Wat ik aan het begin van dit stuk al heb gezegd is dus dat ik het boek niet moeilijker vond,
maar anders dan het andere boek dat ik van Hermans gelezen heb. Zijn zinnen waren in dit
boek iets langer en uitgebreider. Er werd duidelijk uitgelegd hoe iets of iemand eruit zag,
daarom kon ik me de dingen die verteld werden toch wel bijna voor me zien. Het enige wat
mij het lezen van dit boek moeilijk heeft gemaakt zijn de gesprekken in het boek en
sommige, misschien ietwat ouderwetse woorden. De gesprekken in het boek waren op het
begin nog wel te volgen, maar later in het boek, als de hoofdpersoon verhoord wordt,
worden de gesprekken wat langdradig, en veel dingen lees je voor de zoveelste keer, omdat
hij vaak verhoord werd. En op één moment in het boek was er een gesprek waar ik niet van
begreep. Het gesprek was erg filosofisch, en er werden dingen in het gesprek verteld
waarvan ik niets af wist. Ik heb hier maar gewoon doorheen gelezen, en het heeft niet heel
veel invloed gehad op het verdere lezen van het boek. Over de ouderwetse woorden kan ik
niet veel zeggen, het hield me soms een beetje op van het lezen, maar dan vroeg ik gewoon
aan mijn ouders, het boek komt ten slotte uit 1958.
Handelingen
Het boek is chronologisch opgebouwd hoewel er soms tussen verschillende scenes grote
tijdsprongen worden gemaakt die de lezer kunnen verwarren. Verder is het boek
chronologisch geschreven en bevat het, buiten de verhoren om, niet heel veel terugblikken
of –verwijzingen. Het verhaal is niet continu geschreven, omdat er redelijk veel gebruikt
wordt gemaakt van tijdsprongen.
Het verhaal speelt zich af in Nederland in de Tweede Wereldoorlog. Het begint in
Osewoudt’s geboortedorp Voorschoten waar hij later ook gaat wonen met zijn vrouw. In
1944 moet Osewoudt onderduiken in Amsterdam bij Labare werkt hij in de donkere kamer.
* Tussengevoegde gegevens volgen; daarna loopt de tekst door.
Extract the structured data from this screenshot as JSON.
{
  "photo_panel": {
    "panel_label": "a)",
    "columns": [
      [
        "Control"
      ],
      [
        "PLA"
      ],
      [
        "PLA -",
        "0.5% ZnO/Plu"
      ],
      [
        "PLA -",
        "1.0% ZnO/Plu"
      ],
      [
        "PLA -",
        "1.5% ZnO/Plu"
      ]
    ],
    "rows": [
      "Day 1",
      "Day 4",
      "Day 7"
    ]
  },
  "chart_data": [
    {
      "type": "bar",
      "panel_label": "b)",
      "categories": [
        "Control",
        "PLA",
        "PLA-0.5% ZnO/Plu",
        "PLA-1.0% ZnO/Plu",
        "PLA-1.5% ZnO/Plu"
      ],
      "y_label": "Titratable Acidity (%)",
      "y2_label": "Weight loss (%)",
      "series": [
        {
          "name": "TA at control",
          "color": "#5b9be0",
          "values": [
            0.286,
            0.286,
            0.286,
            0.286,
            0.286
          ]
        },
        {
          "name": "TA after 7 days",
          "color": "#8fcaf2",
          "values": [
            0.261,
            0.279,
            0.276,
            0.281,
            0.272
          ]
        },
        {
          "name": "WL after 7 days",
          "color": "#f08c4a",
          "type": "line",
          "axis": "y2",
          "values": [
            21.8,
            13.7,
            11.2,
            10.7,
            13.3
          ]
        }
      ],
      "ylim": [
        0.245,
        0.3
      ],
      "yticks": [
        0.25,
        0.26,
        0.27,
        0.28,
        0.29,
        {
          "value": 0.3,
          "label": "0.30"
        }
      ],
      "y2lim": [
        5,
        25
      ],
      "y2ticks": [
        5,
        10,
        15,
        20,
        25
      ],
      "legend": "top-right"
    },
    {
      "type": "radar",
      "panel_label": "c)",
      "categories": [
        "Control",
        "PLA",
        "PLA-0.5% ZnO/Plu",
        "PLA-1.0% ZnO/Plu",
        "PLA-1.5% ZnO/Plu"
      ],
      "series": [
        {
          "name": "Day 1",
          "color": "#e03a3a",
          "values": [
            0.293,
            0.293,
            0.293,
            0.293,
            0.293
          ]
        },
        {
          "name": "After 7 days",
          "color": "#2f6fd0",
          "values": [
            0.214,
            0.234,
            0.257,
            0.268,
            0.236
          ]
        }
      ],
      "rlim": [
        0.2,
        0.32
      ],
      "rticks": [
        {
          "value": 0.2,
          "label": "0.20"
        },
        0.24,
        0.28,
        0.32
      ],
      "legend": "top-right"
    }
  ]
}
Hij wordt opgepakt en naar Leiden gebracht, maar weet te ontsnappen en reist naar Breda
dat inmiddels al bevrijd is. Hier wordt hij opnieuw opgepakt, maar nu door de geallieerden
en naar Groot-Brittannië gebracht.
Hermans’ stijl is erg ingewikkeld. Mijn lerares Nederlands zei op de middelbare school dat er
bij Hermans nog geen mus van het dak af kan vallen zonder betekenis. De woorden of
zinsconstructies zijn niet moeilijker dan normaal, maar het verhaal zit erg ingewikkeld in
elkaar waardoor je als lezer de neiging hebt de weg kwijt te raken. Toch is het boek juist
door die diepere lagen zeker de moeite waard om te herlezen. Er worden steeds nieuwe
dingen in ontdekt.
Opbouw van spanning
In de "De donkere kamer van Damokles" wordt de lezer alleen ingelicht over de
waarnemingen van Osewoudt. Er is geen verteller die boven het subjectieve standpunt van
Osewoudt staat. Er is dus sprake van een personale roman. Met name door het intrigerende
open einde van de roman is de afwezigheid van iets of iemand die de lezer overzicht kan
bieden, zeer functioneel; evenals Osewoudt is de lezer ook verstrikt geraakt. Want je weet
niet wat echt of niet echt is.
Er zit hierdoor een grote spanning in het boek. Hier dragen tevens het verzetsleven, de
gevangenschap, de moorden, de wisselende identiteiten, de straatnamen, de ontsnappingen
en de telefoonnummers ook aan bij. Naast het thrilleraspect zit er ook een psychologisch
aspect in het boek, nl:. Henri's streven om compleet te worden door de opdrachten van
Dorbeck uit te voeren, wat uiteindelijk tot zijn eigen ondergang leidt. Tijdens zijn
gevangenschap wil niemand geloven dat Dorbeck werkelijk bestaat. Het lijkt alsof Dorbeck
Henri verstoten heeft van zijn eigen voetstuk. Vanaf hier draait het boek alleen maar om de
vraag of Dorbeck werkelijk bestaat. Het zou kunnen dat Dorbeck een verzinsel is van Henri's
fantasie, of dat Dorbeck een Duitse politieagent is. Dorbeck zou ook aan het eind van de
oorlog gedood kunnen zijn, of net als Osewoudt gevangen zitten. Deze verwarring die door
Hermans met opzet gecreëerd wordt, wordt niet opgehelderd. Net als Henri zelf worden we
op het eind achtergelaten met enkel vragen.
De tijd in het verhaal
Het boek speelt zich af in de gehele Tweede Wereldoorlog. Het begint in 1932, de jeugd van
de hoofdpersoon, en het eindigt in 1945. Totaal neemt het verhaal dus zo’n 13 jaar in beslag.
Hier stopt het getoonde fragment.